1/2 cup Confectioner's Sugar
1/8 cup brown sugar
2 tbsp Cinnamon
1 tsp Ginger

To make the dough thoroughly blend the flour with the baking powder and salt in a mixing bowl or on a suitable, clean working surface. Make a well in the center of the flour mixture and pour the warm water in the center of the well. Work the flour mixture into the water with a wooden spoon, or use your hands. Gently knead the dough into a ball and form it into a roll about 3 inches in diameter. Cover the dough with a clean kitchen towel to prevent drying and let the dough relax for a minimum of 10 minutes.

To form the bread, place the dough on a cutting board. Cut the dough with a dough cutter or sharp knife into desired thickness. This process of cutting helps keep your portion sizes consistent.

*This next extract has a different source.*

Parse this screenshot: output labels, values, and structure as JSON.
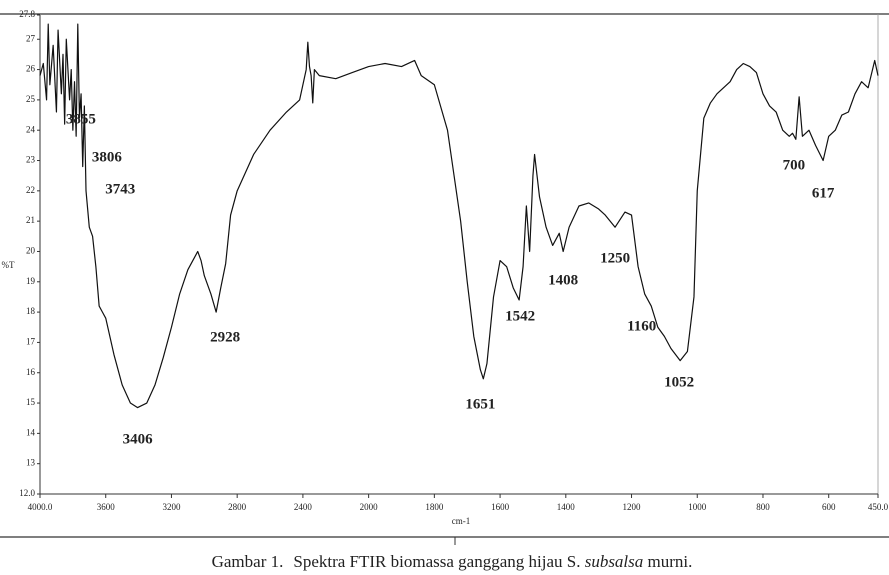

Once you have determined the size, begin cutting in the center of the roll and continue the halving process until all of the portions have been sliced. Cover the pieces of dough with a dry, clean towel while you process each piece to prevent drying. Place some flour in a shallow pan to work with when rolling out the dough. Lightly dust each piece of dough and then place the dough on a lightly floured work surface. With a rolling pin, roll each piece to about 1/4-inch thickness. Place each finished piece in the flour, turn and lightly coat each piece, gently shaking to remove the excess flour. Stack the rolled pieces on a plate as you complete the process. Cover with a dry towel until ready to cook.

Now, traditionally these are fried in a skillet with about an inch or two of oil (I use Canola Oil for all my frying). However, since I keep a deep fryer at the ready because I love French Fries, I find it works just as well. You just have to make some adjustments for size of pieces. If you go the deep fryer route, keep your oil temperature around 350. Fry each piece, being sure not to overcrowd your skillet or fryer. Cook it 2 to 3 minutes per side. It should be a nice light brown/blond color when it's done.

If you want just plain old bread (which I find bland and uninteresting) then just put them on a paper towel to cool and bit, brush with a touch of butter and have at it. If you're like me and need a little more taste for this simple dough (plus... more sugar!) then you can use my ingredients for a coating above. Those measurements are just guesses, y'all. I just throw those things in a bag and then drop each piece in as it's done and give it a big shake to coat it. Then let it cool on a paper towel.

If you use the skillet and make some nice large round bread you can always use fruit compotes, jams, or even strawberries and whipped cream to top your frybread.

So, there it is y'all. A traditional Native American recipe from the Southwest given a little Southern spin with the addition of sugar and spices!